1. Primary Prevention includes the following: ① Health education and nutritional guidance; ② Prenatal and perinatal care (high-risk pregnancy management, neonatal intensive care, discouraging alcohol and smoking during pregnancy, avoiding or discontinuing medications that adversely affect fetal development); ③ Immunization against pestilence diseases (viruses, bacteria, protozoa); ④ Genetic and metabolic screening and counseling (avoiding consanguineous marriages, identifying carriers); ⑤ Environmental protection (preventing physical and chemical pollution, poisoning, and noise damage); ⑥ Reducing head trauma and accidents, proper treatment of brain diseases, and controlling epileptic seizures; ⑦ Strengthening preschool education and early training; ⑧ Prohibiting neglect and abuse of children. The purpose of these measures is to prevent the occurrence of MR.

2. Secondary Prevention measures include: ① Follow-up of high-risk newborns, early detection and treatment of diseases, with special attention to the positive effects of early nutrition (protein and trace elements such as iron and zinc) and appropriate environmental stimulation on intellectual development; ② Regular health check-ups for preschool children (physical, nutritional, mental and psychological development, vision and hearing); ③ Screening for neonatal metabolic disorders (e.g., hypothyroidism, phenylketonuria); ④ Prenatal diagnosis and amniocentesis (for chromosomal disorders, neural tube defects, metabolic diseases).
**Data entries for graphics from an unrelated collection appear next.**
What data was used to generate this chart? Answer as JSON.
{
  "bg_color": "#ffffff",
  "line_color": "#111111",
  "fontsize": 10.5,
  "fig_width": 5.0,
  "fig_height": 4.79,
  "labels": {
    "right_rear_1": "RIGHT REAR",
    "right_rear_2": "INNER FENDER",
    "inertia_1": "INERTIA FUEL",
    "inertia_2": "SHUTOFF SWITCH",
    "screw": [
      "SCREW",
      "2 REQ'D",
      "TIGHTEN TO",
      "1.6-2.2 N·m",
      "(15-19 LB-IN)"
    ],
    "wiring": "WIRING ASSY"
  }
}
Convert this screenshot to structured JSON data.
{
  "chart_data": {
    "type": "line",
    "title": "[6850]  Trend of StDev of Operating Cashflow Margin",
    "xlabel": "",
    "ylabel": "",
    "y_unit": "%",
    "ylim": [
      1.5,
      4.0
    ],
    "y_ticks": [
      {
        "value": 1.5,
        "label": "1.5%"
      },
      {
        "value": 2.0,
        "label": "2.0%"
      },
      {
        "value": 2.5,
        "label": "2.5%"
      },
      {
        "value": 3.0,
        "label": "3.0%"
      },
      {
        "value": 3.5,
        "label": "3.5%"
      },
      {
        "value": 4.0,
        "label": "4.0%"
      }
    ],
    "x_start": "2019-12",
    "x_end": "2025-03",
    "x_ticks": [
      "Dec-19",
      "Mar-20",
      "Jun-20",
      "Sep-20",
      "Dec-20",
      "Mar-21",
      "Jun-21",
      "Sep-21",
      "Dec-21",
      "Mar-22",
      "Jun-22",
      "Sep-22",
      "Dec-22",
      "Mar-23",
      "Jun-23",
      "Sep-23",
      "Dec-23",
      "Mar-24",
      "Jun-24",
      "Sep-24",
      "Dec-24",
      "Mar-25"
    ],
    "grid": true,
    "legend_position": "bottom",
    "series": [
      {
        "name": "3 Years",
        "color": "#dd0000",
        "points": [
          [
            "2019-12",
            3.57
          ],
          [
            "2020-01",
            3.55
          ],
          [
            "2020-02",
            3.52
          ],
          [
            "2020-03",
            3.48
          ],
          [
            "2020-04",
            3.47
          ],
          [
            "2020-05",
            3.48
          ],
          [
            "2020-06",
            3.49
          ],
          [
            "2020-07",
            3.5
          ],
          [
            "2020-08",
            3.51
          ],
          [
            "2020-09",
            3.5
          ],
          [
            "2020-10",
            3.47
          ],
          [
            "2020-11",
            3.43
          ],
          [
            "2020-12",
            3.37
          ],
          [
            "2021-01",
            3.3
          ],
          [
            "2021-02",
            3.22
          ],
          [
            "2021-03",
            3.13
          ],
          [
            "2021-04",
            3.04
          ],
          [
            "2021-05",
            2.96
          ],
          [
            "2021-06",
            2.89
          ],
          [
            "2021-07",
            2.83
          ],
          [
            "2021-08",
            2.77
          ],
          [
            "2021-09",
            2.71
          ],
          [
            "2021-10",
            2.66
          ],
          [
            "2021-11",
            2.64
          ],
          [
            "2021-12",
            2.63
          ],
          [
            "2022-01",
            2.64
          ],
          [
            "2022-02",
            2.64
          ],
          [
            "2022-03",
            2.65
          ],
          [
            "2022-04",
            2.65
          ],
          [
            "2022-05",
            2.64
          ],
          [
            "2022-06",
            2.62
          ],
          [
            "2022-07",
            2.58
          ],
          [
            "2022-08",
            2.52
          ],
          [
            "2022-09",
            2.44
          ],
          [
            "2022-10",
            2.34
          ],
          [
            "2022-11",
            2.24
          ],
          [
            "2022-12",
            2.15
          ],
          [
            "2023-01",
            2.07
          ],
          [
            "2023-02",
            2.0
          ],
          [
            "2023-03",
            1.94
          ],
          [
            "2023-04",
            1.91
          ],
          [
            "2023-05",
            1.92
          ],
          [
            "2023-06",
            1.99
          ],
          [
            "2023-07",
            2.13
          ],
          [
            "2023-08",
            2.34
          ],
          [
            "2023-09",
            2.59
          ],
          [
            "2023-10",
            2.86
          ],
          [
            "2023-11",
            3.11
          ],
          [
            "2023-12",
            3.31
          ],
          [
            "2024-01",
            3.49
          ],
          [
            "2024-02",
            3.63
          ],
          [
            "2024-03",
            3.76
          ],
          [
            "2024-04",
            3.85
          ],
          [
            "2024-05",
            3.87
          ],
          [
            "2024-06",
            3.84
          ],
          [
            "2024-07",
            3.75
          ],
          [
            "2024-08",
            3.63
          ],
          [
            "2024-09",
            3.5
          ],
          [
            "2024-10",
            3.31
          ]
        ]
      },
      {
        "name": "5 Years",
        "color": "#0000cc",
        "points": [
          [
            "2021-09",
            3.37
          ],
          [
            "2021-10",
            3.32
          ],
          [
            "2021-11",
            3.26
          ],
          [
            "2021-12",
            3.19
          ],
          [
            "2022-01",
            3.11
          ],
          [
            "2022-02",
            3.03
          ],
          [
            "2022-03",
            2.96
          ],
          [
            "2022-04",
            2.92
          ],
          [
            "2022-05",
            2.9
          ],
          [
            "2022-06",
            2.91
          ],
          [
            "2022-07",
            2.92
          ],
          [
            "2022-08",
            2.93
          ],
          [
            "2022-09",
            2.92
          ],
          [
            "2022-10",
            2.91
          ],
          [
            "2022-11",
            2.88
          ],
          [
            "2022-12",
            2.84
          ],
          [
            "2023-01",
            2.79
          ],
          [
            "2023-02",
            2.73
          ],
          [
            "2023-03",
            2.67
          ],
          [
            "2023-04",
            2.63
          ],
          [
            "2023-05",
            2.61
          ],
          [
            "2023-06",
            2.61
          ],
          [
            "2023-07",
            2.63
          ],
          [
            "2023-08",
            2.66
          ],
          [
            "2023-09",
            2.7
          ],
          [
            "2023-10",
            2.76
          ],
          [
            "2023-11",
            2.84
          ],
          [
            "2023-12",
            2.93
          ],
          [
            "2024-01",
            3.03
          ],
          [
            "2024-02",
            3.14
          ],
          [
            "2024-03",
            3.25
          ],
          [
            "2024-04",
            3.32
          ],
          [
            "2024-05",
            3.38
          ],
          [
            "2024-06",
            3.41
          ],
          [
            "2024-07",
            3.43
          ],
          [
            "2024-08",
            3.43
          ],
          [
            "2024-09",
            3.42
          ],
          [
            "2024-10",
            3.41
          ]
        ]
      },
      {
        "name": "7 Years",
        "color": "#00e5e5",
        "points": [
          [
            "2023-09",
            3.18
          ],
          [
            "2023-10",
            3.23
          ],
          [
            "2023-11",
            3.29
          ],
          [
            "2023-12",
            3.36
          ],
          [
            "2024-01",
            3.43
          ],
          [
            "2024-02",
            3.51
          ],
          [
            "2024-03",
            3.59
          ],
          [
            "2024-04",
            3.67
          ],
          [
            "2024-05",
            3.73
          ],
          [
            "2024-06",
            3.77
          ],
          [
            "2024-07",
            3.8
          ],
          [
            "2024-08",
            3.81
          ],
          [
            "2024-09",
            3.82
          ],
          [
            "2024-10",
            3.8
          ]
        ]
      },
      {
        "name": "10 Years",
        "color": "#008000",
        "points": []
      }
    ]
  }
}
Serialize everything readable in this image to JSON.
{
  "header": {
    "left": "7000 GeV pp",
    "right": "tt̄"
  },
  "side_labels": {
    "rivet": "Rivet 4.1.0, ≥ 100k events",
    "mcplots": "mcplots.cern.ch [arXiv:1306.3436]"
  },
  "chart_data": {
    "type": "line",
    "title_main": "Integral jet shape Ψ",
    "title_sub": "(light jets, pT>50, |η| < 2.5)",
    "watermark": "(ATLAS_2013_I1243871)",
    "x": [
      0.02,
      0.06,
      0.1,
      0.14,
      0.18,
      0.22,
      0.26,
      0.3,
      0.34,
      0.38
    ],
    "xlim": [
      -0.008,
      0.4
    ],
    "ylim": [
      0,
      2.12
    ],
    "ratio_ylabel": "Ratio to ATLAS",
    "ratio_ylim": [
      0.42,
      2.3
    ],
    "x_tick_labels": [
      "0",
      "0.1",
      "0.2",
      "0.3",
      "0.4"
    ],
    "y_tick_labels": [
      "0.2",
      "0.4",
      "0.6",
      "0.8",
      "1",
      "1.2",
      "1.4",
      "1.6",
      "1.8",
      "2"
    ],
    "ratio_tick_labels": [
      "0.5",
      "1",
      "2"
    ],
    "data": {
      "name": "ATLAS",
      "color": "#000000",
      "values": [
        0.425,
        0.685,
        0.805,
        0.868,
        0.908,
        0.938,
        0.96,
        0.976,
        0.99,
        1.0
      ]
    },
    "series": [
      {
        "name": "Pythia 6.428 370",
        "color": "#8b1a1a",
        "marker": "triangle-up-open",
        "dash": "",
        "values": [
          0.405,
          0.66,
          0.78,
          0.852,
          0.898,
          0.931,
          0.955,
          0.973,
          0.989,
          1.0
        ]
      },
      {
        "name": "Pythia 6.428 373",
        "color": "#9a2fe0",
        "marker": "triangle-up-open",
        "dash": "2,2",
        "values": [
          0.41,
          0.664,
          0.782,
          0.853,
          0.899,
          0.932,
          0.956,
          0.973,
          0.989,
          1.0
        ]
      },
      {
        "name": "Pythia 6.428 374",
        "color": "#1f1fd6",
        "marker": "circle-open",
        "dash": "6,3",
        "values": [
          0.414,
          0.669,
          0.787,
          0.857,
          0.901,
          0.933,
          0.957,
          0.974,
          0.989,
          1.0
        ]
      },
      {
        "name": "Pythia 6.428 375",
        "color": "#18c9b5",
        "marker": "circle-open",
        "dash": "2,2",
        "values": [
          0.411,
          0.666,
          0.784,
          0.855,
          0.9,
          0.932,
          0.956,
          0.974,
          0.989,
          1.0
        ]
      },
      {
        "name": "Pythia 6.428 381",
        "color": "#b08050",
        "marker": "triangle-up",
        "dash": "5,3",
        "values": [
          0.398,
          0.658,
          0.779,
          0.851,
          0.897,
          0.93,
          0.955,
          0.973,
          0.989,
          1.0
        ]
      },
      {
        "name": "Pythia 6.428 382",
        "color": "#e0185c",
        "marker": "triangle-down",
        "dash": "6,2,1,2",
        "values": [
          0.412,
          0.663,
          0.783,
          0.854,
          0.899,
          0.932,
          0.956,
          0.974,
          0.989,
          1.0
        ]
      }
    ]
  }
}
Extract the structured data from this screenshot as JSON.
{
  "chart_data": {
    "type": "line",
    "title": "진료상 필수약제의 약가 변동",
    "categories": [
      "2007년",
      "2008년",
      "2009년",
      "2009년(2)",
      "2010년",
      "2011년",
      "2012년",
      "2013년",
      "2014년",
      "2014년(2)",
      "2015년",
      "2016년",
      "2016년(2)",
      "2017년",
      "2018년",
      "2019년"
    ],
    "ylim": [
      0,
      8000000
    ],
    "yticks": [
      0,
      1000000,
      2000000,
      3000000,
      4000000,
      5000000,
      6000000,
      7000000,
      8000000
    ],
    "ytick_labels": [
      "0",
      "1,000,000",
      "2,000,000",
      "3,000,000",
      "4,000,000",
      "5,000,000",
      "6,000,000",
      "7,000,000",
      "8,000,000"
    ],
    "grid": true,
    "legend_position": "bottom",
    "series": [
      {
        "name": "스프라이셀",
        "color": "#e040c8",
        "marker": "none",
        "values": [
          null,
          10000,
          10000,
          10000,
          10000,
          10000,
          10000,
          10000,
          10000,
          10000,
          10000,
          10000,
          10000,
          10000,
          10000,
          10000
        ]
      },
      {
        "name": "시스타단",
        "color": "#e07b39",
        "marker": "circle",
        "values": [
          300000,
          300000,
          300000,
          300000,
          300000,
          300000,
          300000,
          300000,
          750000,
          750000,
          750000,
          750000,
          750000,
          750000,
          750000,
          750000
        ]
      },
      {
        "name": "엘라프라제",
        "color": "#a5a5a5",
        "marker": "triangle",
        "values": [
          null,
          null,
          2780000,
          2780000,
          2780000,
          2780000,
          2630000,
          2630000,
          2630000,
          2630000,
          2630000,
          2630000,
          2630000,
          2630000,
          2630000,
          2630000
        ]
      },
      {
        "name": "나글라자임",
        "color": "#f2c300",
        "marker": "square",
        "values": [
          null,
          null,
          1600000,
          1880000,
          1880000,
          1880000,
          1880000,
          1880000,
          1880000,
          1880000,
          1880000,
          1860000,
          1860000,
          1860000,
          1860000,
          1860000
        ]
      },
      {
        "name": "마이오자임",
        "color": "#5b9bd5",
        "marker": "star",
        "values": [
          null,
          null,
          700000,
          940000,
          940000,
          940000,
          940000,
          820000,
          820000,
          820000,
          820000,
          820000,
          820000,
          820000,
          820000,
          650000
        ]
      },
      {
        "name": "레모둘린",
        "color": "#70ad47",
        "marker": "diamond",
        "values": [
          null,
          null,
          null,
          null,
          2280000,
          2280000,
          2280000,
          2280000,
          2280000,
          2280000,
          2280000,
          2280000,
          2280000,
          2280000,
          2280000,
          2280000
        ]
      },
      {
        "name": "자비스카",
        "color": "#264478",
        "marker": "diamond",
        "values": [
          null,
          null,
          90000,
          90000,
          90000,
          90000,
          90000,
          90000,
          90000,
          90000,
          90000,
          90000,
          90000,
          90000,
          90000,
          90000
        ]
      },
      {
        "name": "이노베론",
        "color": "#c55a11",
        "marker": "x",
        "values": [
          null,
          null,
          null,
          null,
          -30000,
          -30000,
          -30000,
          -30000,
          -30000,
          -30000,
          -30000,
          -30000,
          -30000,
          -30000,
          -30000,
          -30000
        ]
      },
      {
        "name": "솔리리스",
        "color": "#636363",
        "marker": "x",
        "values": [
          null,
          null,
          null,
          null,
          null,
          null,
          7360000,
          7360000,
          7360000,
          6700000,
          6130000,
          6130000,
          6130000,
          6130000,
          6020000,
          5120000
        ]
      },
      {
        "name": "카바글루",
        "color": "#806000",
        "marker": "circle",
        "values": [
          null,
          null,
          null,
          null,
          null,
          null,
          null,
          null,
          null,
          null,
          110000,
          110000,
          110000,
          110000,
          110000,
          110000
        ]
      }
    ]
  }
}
Secondary prevention focuses on early diagnosis and specialized intervention.

3. Tertiary Prevention requires comprehensive collaboration among society, schools, and families. Early detection of MR, early intervention and stimulation; providing effective assistance to families, maintaining family structure integrity, and improving the functioning of children with MR.

The fundamental approach to prevention lies in continuously deepening research into the etiology of MR disease. Only by targeting the disease causes can prevention become more effective.